Using songs, lyrics, and imagery from the Piedmont blues, Piedmont Blues makes a testimony of the struggle endured by African Americans in the Southeast during Jim Crow and chronicles the efficacy of the Piedmont Blues as a salve for suffering.
Taking its name from the Piedmont plateau region — the area that lies between the Atlantic Coastal Plain and the Appalachian Mountains from central Georgia to central Virginia centered in the Carolinas — the Piedmont blues is distinguished by its ragtime rhythms, fingerpicking guitar style, and understated vocals. From the late 1920s through the early 1940s, artists such as Blind Boy Fuller, Reverend Gary Davis, Blind Blake, and Sonny Terry made the Piedmont blues popular through a series of top-selling recordings. Women were also masters of Piedmont guitar style, including Etta Baker and Elizabeth “Libba” Cotten, whose “Freight Train” is one of the best-recognized tunes of the genre. The tobacco factories and warehouses of Durham, North Carolina — home to the American Tobacco Company (the world’s largest cigarette manufacturer) — were the epicenter for the Piedmont blues — the landscape from which the music was invented.
“My first connection to the Piedmont tradition came when I heard Elizabeth Cotten’s ‘Freight Train,’” says Clayton. “What struck me was the humility in her expression. There was no interest in showing off. Not trying to wow the listener, or even herself. It was the most honest delivery of the melody and its lyrics I could imagine. On the surface her sound described elements of ragtime, folk, and even country music, but at its core it sounded like a proper blues song. There's a tone of sadness throughout — the lyrics speak of a yearning towards death as a long awaited escape from life's woes. This sense of profound reflection and the desire to transcend pain and suffering described in this song sits at the essence of all blues expression.”

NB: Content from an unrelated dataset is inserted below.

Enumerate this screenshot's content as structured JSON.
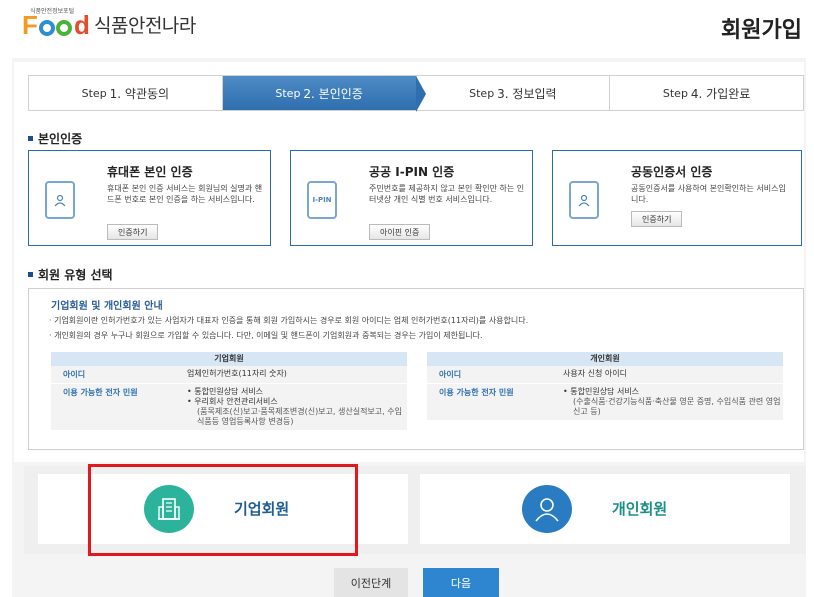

Clayton’s approach to translating the Piedmont blues focuses on extracting harmonic, melodic, and rhythmic ideas directly from traditional Piedmont blues tunes and stitching them together into new compositions for his nine-piece jazz ensemble. Using this process, Clayton is aiming to produce a series of songs that knowingly nod to the past, but insist on being fundamentally contemporary.
Inspired by the personal discoveries that have unfolded through my artistic practice, I’m committed to continuing the search for truth and meaning in the creative process. I strive to make music that doesn’t simply entertain, but also provokes reflection, inquiry-driven music that ruminates on the human condition. I’m honored to be part of a musical lineage that values art as an essential part of intellectual development and spiritual growth.
Piedmont Blues is an exceptional opportunity for me to make manifest the emotional quality of the Piedmont blues through my compositions for The Assembly. The first music I can remember was piano-centric blues. The nuance of language and daily life that resides within the blues fascinates me. The blues feels close to home. The essence of the music is experiential in nature — a creative response to pain and suffering in daily life.
My aim with this project is to capture the arc of African American pain and triumph through the expression of the Piedmont blues, to both illustrate the artistry specific to the Piedmont tradition and also to dig beneath the surface of the music to understand the core of the compositions and the struggle to overcome oppression, poverty, and pain.